Nunca antes  o sucesso fora tão desejado e tão difícil de se alcançar, de tal maneira, que o pódium do primeiro lugar torna-se um espaço vazio e restrito a poucos eleitos. Por outro lado, quem será que se beneficia quando incorporamos os ideais de que só existem espaços para os vencedores, em uma sociedade neoliberal? Parte da resposta está na compreensão do fracasso como posição social. Quem fracassa, está destinado à errância de um lugar-comum, sem distinção, sem gozo, e pior, habitado por todos. O fracasso provoca o horror do igual em ambientes sociais e digitais, que premiam a diferença para comercializar desejos de inovação. Isso porque o mérito é uma fonte que reproduz hierarquias de saberes disciplinares entre as classes sociais.

Romantizar o desamparo, o sofrimento e a persistência, como culto à performance neoliberal, contribui para edificar um universo de pessoas que fracassam ao tentar realizar seus sonhos, e se culpam por continuar existindo. Ou seja, de sujeitos que, de muitas maneiras, se punem e adoecem por não se enquadrarem às formas pré-estabelecidas pela disciplina hierárquica do sucesso. O problema é quando o fracasso é produzido por fatores interdependentes e externos à realidade individual e coletiva. A própria ideia de ‘oportunidade’ remete a uma circunstância escassa, favorável a criar mais distinções entre potenciais fracassados e distintos merecedores.

A naturalização do sucesso e da pobreza, propõe que sejamos cada vez mais tolerantes com ambientes perniciosos e a realidades precárias. Tornamo-nos carrascos e vítimas da auto exigência, de práticas mais individualistas e egoístas uns com os outros.

Por muitos motivos, a figura daquele que fracassa, seja no ato político, no econômico ou no social, me encanta mais. Prefiro aqueles que não se acham menores ou maiores, do que verdadeiramente são, e é justamente sobre não conseguir concretizar o que se quer - pela mesma razão que eu não consigo - cometem enganos, se frustram e são capazes de decepcionar. Soa muito mais empático e inteligente aprimorar nossas habilidades (e o que faltam a elas), ao longo da vida. Isto é, elaborar-se a partir de formas mais criativas e colaborativas de aprendizado, enxergar o mundo e encarar a si mesmo sem tanta rejeição.
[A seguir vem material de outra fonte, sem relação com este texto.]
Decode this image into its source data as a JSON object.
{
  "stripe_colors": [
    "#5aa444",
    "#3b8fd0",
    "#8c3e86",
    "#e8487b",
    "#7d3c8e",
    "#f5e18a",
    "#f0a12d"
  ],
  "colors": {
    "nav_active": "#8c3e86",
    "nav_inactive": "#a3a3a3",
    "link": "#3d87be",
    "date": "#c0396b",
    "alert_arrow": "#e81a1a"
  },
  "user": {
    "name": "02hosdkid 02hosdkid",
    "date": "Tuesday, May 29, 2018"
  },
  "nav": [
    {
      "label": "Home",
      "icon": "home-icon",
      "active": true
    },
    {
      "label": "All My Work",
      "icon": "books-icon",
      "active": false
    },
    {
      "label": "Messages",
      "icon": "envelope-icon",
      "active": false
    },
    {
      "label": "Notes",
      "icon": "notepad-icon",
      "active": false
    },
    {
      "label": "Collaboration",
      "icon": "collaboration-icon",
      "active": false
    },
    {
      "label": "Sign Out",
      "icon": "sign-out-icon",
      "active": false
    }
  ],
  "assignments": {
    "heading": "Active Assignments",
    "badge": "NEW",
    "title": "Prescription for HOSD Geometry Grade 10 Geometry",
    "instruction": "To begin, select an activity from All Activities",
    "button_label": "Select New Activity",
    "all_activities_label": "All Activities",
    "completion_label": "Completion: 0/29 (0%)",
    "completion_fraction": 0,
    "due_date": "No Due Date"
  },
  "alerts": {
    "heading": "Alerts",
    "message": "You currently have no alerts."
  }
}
O uso indiscriminado da cultura Life coaching nos coloca em uma posição de demanda infantil, onde quase todos os nossos sonhos são encorajados à realidade, ainda que não se saiba elaborar, exatamente, o que se quer e onde se pretende chegar, por meio de vagas fórmulas para o sucesso. O saldo do fracasso é sentido como o preço não pago pela economia do esforço bruto, e as imperfeições (pouco acolhidas em nós), deixam de serem vistas como parte da afirmação da nossa identidade. Isso impede que haja um reposicionamento diante dos conflitos, das verdadeiras condições de experimentar o sucesso e, sobretudo, de inventar saídas estratégicas usando o humor.
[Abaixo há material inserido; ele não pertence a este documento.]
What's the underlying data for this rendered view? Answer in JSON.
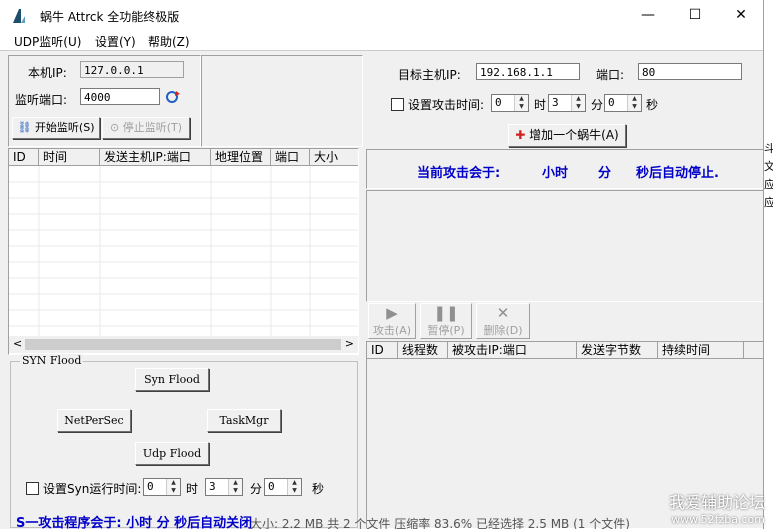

Quando romantizamos as condições de insegurança e de instabilidade da vida, permitimos que se inaugurem disputas entre quem sobrevive com o mínimo, oferecendo o máximo da sua vontade de existir, e isso nunca será justo. As apostas neoliberais sobre a política do futuro, representam um grande moedor de carne de fracassados até os ossos, dilacerando talentos, rasgando expectativas e mastigando nossos sonhos, antes de que possam inventar a sua própria sorte. Além disso, quanto mais se fracassa, não por inabilidade ou por falta de vontade, mais o capitalismo neoliberal arranca-nos aos pedaços - a subjetividade - para fazer mais e mais dinheiro com o nosso sofrimento. Não é o caso de inverter a lógica do derrotismo à vitória, mas sim descolonizar a lógica do encontro com o fracasso como dimensão humana, social e criativa de aprendizado. E, porque não de aprimoramento político? Não se trata de vender o fracasso como oportunidade. 
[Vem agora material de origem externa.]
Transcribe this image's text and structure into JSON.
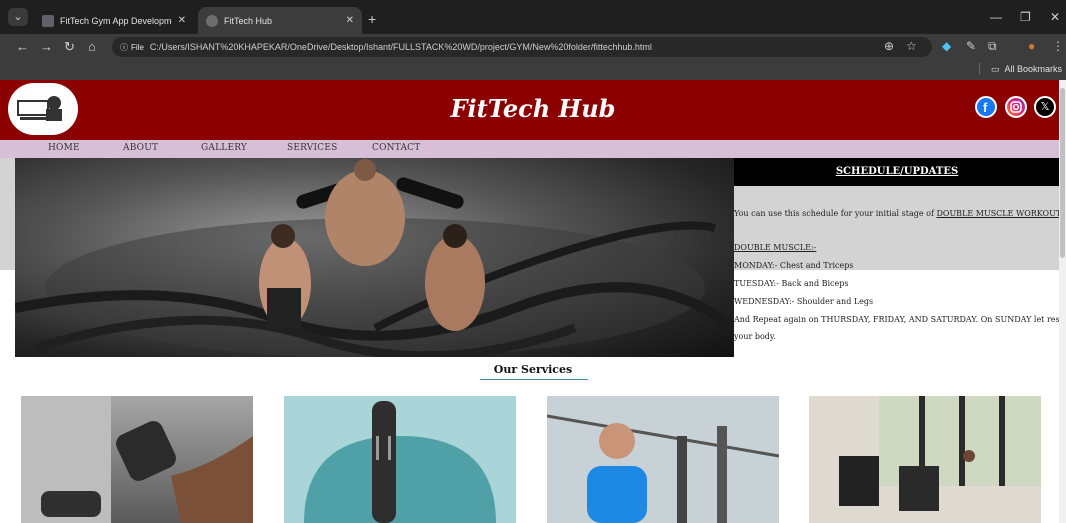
{
  "browser": {
    "tabs": [
      {
        "title": "FitTech Gym App Development.",
        "active": false
      },
      {
        "title": "FitTech Hub",
        "active": true
      }
    ],
    "url_chip": "File",
    "url": "C:/Users/ISHANT%20KHAPEKAR/OneDrive/Desktop/Ishant/FULLSTACK%20WD/project/GYM/New%20folder/fittechhub.html",
    "bookmarks_label": "All Bookmarks"
  },
  "site": {
    "title": "FitTech Hub",
    "nav": [
      "HOME",
      "ABOUT",
      "GALLERY",
      "SERVICES",
      "CONTACT"
    ],
    "social_icons": [
      "facebook-icon",
      "instagram-icon",
      "x-icon"
    ]
  },
  "schedule": {
    "heading": "SCHEDULE/UPDATES",
    "intro_text": "You can use this schedule for your initial stage of",
    "intro_link": "DOUBLE MUSCLE WORKOUT",
    "subheading": "DOUBLE MUSCLE:-",
    "days": [
      "MONDAY:- Chest and Triceps",
      "TUESDAY:- Back and Biceps",
      "WEDNESDAY:- Shoulder and Legs"
    ],
    "repeat_note": "And Repeat again on THURSDAY, FRIDAY, AND SATURDAY. On SUNDAY let rest your body."
  },
  "services": {
    "heading": "Our Services"
  },
  "colors": {
    "header_bg": "#8b0000",
    "nav_bg": "#d8bfd8",
    "schedule_head_bg": "#000000",
    "band_bg": "#d3d3d3"
  }
}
Antecipadamente, o preconceito e as más práticas de saúde mental funcionam como um pêndulo moral sobre quem sofre e não é ouvido. Por quem é julgado como imaturo, fraco de caráter ou “sentimental por natureza” - como se presumem culturalmente as “mulheres”. A verdade é que desistir nem sempre é uma ideia ruim. A postura de Simone Biles está para nos lembrar de que somos frágeis, e se permanecermos juntos, responsáveis pela nossa saúde mental e ao redor, seremos capazes de construir alternativas conscientes, a partir de saberes desprezados, como característica inteligente dessa nova geração. Além disso, essa oportunidade nos é dada a todo momento, de forma facilitada pelas plataformas de vida digital.

À nossa volta, entendemos que a política do governo Bolsonaro nunca fracassará sozinha. Ela conta com farsantes infiltrados no centrão para erguer o seu derrotismo como bandeira político-teológica da banalização do mal. Neste caso, o fracasso do Brasil já aconteceu e é comemorado pelo presidente como vitória.  Recentemente, a comitiva parlamentar de sicários, à serviço da extrema direita de Bolsonaro, tem passado a privatização dos correios, força projetos de lei com a intenção de mudar o sistema eleitoral, censurar pesquisas e pesquisadores na tentativa de institucionalizar um palco político para a grilagem e o agronegócio (Marco temporal).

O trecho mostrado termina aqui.